Table 1B: Case reports with diagnosis on autopsy findings.
AML: angiomyolipoma; TS: tuberous sclerosis.
In the author’s case, either there was a transformation of the embolised AML into leiomyosarcoma or de novo development of leiomyosarcoma synchronously with the AML, with possible likelihood of the former, as supported by IHC expression of vimentin and SMA in the background of human melanoma black-45 (HMB45), suggesting that the sarcoma originated from the same site as the original AML. To the author’s knowledge, there have been no reports till now, that an AML can undergo sarcomatous change despite embolisation and is of clinical significance as embolisation is being offered more commonly and surgical consolidation is seldom performed. AMLs with sarcomatous change have metastatic potential and tend to perform poorly.
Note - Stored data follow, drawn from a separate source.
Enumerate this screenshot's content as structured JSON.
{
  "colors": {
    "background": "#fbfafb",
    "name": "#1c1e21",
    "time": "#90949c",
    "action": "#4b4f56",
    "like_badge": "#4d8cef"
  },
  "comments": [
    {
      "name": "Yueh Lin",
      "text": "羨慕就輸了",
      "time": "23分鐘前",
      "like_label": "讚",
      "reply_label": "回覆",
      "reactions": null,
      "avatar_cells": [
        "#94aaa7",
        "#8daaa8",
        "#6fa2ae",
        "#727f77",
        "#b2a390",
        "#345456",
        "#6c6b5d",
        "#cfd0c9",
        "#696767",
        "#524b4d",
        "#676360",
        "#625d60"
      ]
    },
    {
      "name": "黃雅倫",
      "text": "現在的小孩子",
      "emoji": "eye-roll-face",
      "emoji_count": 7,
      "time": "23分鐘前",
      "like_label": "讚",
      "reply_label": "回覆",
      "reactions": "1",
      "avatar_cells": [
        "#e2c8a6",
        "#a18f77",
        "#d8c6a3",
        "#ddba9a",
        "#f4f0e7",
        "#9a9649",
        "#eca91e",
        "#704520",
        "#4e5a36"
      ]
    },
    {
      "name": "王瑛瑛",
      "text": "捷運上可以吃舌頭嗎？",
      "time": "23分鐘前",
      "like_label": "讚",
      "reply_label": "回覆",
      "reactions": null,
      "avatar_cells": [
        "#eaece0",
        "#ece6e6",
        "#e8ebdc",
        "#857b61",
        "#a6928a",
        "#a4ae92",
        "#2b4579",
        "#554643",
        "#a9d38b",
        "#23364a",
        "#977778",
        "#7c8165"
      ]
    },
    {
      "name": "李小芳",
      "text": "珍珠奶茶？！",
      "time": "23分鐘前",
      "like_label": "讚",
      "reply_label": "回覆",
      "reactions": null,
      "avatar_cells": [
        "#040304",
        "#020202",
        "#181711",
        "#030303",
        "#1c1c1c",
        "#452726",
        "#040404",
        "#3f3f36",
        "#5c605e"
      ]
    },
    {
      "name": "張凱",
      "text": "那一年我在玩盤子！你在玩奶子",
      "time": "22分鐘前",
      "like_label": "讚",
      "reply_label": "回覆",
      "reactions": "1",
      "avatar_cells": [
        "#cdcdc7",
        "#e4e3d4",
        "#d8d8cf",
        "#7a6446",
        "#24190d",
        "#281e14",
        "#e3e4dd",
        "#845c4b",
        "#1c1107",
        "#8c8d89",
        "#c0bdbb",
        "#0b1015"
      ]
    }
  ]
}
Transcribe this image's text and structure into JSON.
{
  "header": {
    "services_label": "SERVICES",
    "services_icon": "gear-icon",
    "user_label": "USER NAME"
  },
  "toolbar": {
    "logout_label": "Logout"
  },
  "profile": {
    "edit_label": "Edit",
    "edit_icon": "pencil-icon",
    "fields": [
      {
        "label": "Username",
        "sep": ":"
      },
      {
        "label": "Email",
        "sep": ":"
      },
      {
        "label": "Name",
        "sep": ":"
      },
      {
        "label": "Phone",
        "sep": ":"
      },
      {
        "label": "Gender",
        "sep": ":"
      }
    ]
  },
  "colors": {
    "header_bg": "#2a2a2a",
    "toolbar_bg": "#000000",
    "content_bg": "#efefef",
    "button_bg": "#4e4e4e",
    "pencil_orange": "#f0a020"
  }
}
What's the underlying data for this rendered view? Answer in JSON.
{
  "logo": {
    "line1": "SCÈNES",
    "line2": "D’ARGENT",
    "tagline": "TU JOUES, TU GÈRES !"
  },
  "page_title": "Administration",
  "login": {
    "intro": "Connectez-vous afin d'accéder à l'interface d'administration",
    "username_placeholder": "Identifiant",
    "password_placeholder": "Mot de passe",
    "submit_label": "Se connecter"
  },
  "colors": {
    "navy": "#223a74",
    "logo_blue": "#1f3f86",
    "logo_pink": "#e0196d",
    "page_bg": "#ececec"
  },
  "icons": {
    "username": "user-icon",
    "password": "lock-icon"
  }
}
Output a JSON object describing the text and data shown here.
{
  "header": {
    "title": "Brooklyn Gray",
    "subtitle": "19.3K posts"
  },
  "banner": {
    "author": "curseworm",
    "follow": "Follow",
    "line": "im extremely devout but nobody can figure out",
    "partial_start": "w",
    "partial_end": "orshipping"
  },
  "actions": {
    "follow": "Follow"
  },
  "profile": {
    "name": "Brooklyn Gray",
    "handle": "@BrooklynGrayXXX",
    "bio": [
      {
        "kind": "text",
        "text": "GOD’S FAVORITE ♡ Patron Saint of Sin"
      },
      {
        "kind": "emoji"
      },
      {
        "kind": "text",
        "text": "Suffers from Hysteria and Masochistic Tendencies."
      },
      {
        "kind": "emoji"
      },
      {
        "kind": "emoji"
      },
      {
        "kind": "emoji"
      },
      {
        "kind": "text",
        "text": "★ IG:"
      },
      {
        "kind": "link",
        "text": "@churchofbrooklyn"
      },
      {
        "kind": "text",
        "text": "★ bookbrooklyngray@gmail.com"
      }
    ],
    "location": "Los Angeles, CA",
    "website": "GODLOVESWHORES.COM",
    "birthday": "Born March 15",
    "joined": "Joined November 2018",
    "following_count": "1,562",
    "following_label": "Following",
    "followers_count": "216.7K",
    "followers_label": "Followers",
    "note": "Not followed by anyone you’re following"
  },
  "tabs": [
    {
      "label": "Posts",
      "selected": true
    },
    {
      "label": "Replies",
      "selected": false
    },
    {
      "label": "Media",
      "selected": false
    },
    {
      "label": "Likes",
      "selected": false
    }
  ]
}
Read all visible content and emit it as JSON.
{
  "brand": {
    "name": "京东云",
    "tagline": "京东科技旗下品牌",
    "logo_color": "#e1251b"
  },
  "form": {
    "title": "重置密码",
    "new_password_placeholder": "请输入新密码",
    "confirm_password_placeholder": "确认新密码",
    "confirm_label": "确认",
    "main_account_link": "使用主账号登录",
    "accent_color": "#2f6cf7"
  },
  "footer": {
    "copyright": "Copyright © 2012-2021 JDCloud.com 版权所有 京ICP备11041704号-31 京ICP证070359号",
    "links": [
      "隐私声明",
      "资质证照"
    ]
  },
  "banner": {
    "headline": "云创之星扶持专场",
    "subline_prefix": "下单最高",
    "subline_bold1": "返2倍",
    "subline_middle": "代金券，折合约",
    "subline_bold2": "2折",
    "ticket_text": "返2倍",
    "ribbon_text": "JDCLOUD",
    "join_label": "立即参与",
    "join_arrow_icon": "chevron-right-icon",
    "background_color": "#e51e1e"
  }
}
There is no data on whether the outcomes of post-embolisation sarcomatous transformation are similar to those of de novo sarcomatous transformation, but it is safe to assume, that the possibility of a sarcomatous change in the long term, no matter how small, merits regular follow-up scans to assess for the development of the same at the very least and curative surgical options should be offered at the earliest. Follow-up protocols tend to vary but typically involve cross-sectional imaging, such as CT or MRI, conducted every 1–2 years to detect any potential transformation.
CONCLUSION
Sarcomatoid transformation of renal AML is an extremely rare encounter and can possibly occur despite angioembolisation. Given its malignant potential and dismal prognosis, patients who undergo embolisation should be kept on regular follow-up to facilitate early detection and optimal management of sarcomatous transformation.
Consent for Publication
Informed consent for publication was obtained from the patient, ensuring their identity remains confidential. While we have the patient’s permission to share their case, all identifying information has been omitted to protect their anonymity and privacy throughout this article. This approach upholds ethical standards while contributing valuable insights to the field.